Vouloir la démence engendrée par ceci ou cela, revient inévitablement à mettre entre parenthèses les questions que pose la démence au profit d’une question plus abordable qui est celle de son origine. Si pour l’organiciste devant un encéphale ce type de questionnement ne se pose effectivement pas, il en va tout autrement pour le clinicien face à un Alzheimérien et sa famille.

Il nous semble que le plus critiquable, ce n’est pas la croyance de l’intervenant mais le fait que la question de l’origine de la maladie d'Alzheimer soit un alibi qui lui permette de ne pas exister face à la souffrance de l’aidant et de la personne âgée. Ce saut logique, selon lequel ce qui importe ce n’est pas ce qui se passe dans le quotidien mais dans la boîte crânienne, permet aussi, et ce n’est pas son moindre intérêt, de déclarer secondaires toutes les interrogations des aidants.
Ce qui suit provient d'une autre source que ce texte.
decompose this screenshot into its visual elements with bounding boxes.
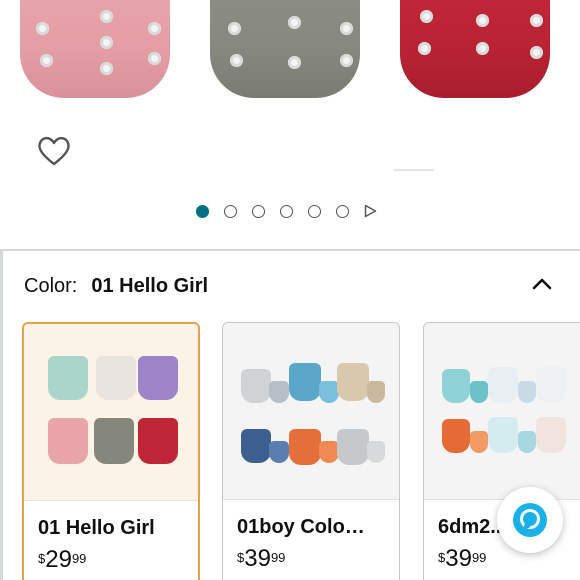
play-triangle-icon[interactable] [364,204,377,218]
carousel-dot[interactable] [280,204,293,218]
carousel-dot[interactable] [308,204,321,218]
carousel-dot[interactable] [224,204,237,218]
swatch-price: $29 99 [38,546,87,573]
swatch-image [424,323,580,499]
alexa-button[interactable] [497,487,563,553]
swatch-price: $39 99 [237,545,286,572]
swatch-image [223,323,399,499]
product-image-carousel[interactable] [0,0,580,250]
swatch-info: 01 Hello Girl $29 99 [24,500,198,580]
heart-outline-icon[interactable] [37,134,71,168]
alexa-ring-icon [513,503,547,537]
carousel-dot[interactable] [336,204,349,218]
swatch-info: 01boy Colo… $39 99 [223,499,399,580]
color-label: Color: [24,274,78,297]
swatch-price: $39 99 [438,545,487,572]
carousel-dot[interactable] [196,204,209,218]
swatch-card[interactable]: 01boy Colo… $39 99 [222,322,400,580]
color-variation-header[interactable]: Color: 01 Hello Girl [24,272,554,300]
image-shadow-line [394,169,434,171]
product-image-gray-diaper [210,0,360,98]
product-image-pink-diaper [20,0,170,98]
color-swatch-list: 01 Hello Girl $2999 01boy Colo… $3999 [22,322,580,580]
selected-color-value: 01 Hello Girl [91,274,209,297]
product-image-red-diaper [400,0,550,98]
chevron-up-icon[interactable] [530,274,554,294]
swatch-image [24,324,198,500]
swatch-card[interactable]: 6dm2... $39 99 [423,322,580,580]
swatch-name: 01 Hello Girl [38,517,155,539]
carousel-dot[interactable] [252,204,265,218]
swatch-name: 01boy Colo… [237,516,365,538]
section-divider [0,249,580,251]
swatch-card[interactable]: 01 Hello Girl $29 99 [22,322,200,580]
carousel-indicators [196,204,377,218]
Or, ceux-ci savent que le professionnel n’a pas de réponse et, d’ailleurs, ils ne demandent généralement pas autre chose que la confirmation de leur connaissance. Ils viennent consulter pour tenter de construire une réponse adaptée à leurs problèmes et, au lieu de s’engager dans ce processus, les professionnels se croient en devoir de fournir une réponse.

Or, comme pour les psychoses, les démences séniles ne se laissent pas réduire à un manque. P. Aulagnier précise plus loin dans le même chapitre de son ouvrage : « La psychose ne se laisse pas réduire à un en-moins référé à la juste mesure du « normal » ; s’il y a de l’en-moins, il y a tout autant du différent et de l’en-plus. Cet en-plus suffit à dénoncer les différentes théories, qui veulent, au nom du désir de la mère, de l’oppression sociale, du double bind, réduire la psychose et plus précisément la schizophrénie à la réponse passive forgée et préformée par le désir, le discours, la folie des autres. La présence de ces facteurs ne suffit pas à créer ipso facto la folie de l’enfant, elle suffit à mettre en place les conditions qui la rendent possible. »

Si la démence est effectivement un « en-moins » au niveau du patrimoine neuronal d’une personne, elle peut est toujours un « en-plus » au niveau du système familial ne serait-ce parce qu’elle entraîne des changements, même quand ceux-ci ne sont pas souhaitables mais peu de cliniciens s’accordent à la voir ainsi. Nous préciserons au passage que les hypothèses ne sont elles non plus qu’un moyen pour le clinicien de donner un sens qui ouvre le champ des possibles et non une modélisation savante et justificatrice d’une problématique.

Notes
27.

Ploton, L., « Maladie d’Alzheimer. À l’écoute d’un langage. », 1999.

28.

Aulagnier, P., « La violence de l’interprétation », 1975.